After the dividend tax rate came down, average dividends among the top 1% surged to $52,814 in 2004 and $83,072 by 2007. Reported dividends of the top 1% in 2007 were twice as large as the previous peak in 2000. That can’t be coincidence.

Since 15% of $83,072 is larger than 38.6% of $30,673, even that drastically reduced tax rate on dividends did not significantly reduce average revenues collected from the top 1.4 million taxpayers. But the lower dividend tax clearly did result in high-income taxpayers holding more dividend-paying stocks than ever before in taxable accounts.

Although that creates a statistical impression of higher investment income among the top 1% (whose average salary income fell from $551,873 in 2000 to $513,438 in 2007 and $504,402 in 2008), it probably just means they held fewer tax-exempt bonds than before, or kept a smaller share of their stocks inside IRAs.

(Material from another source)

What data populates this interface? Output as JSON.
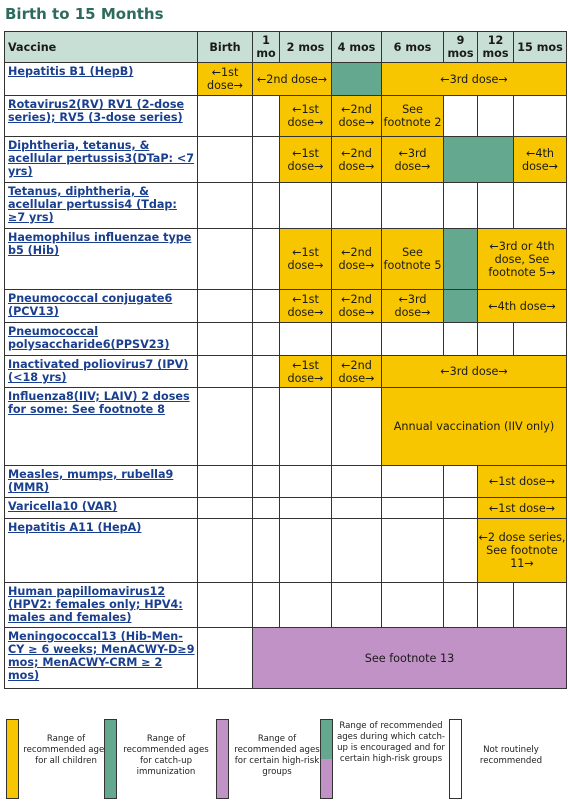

A similar story can be told about the amount of capital gains reported by the top 1% after that tax rate dropped to 15% in 2003. Average capital gains among the top 1% rose from $145,433 in 2002 (in 2008 dollars) to a record $427,930 in 2007. Since stock prices certainly did not triple in those years, much of that increase in taxable gains had to reflect greater incentives to realize gains more frequently when taxed at 15% rather than 20%.

President Obama imagines that putting the capital gains tax rate back to 20% would raise more revenues, because his bookkeepers tell him so. Yet it is quite doubtful that the top 1% would have reported such huge gains from 2004 to 2007 if the tax rate had been a third higher.

Over time, sustained growth of tax revenues depends almost entirely on growth of the tax base — salaries, profits and related dividends and capital gains. Raising tax rates will not help if it slows the growth of taxable incomes, or discourage investors from holding dividend-paying stocks or from realizing taxable capital gains.

Party Crasher
No economist (other than those on Obama’s payroll) could seriously argue that increasing the highest, most damaging tax rates in 2011 would not do very serious harm to both the demand side and the supply side of the economy. If Obama got even half of what he’s asking for on tax policy, the stock market and economy would head downhill fast, pulling down tax revenues and the Democratic Party in the process.

A few sensible Democrats in Congress could protect the president from himself by simply making the logical decision to keep the current tax regime in place for at least a year, to allow time to treat serious tax issues more seriously.

Republicans, for their part, must beware the twin traps — the president’s false promise of “permanent” tax cuts and his pretense of grappling with 10-year budget plans in a few weeks. The Republicans need to keep a firm grasp on the difference between making a compromise and becoming totally compromised.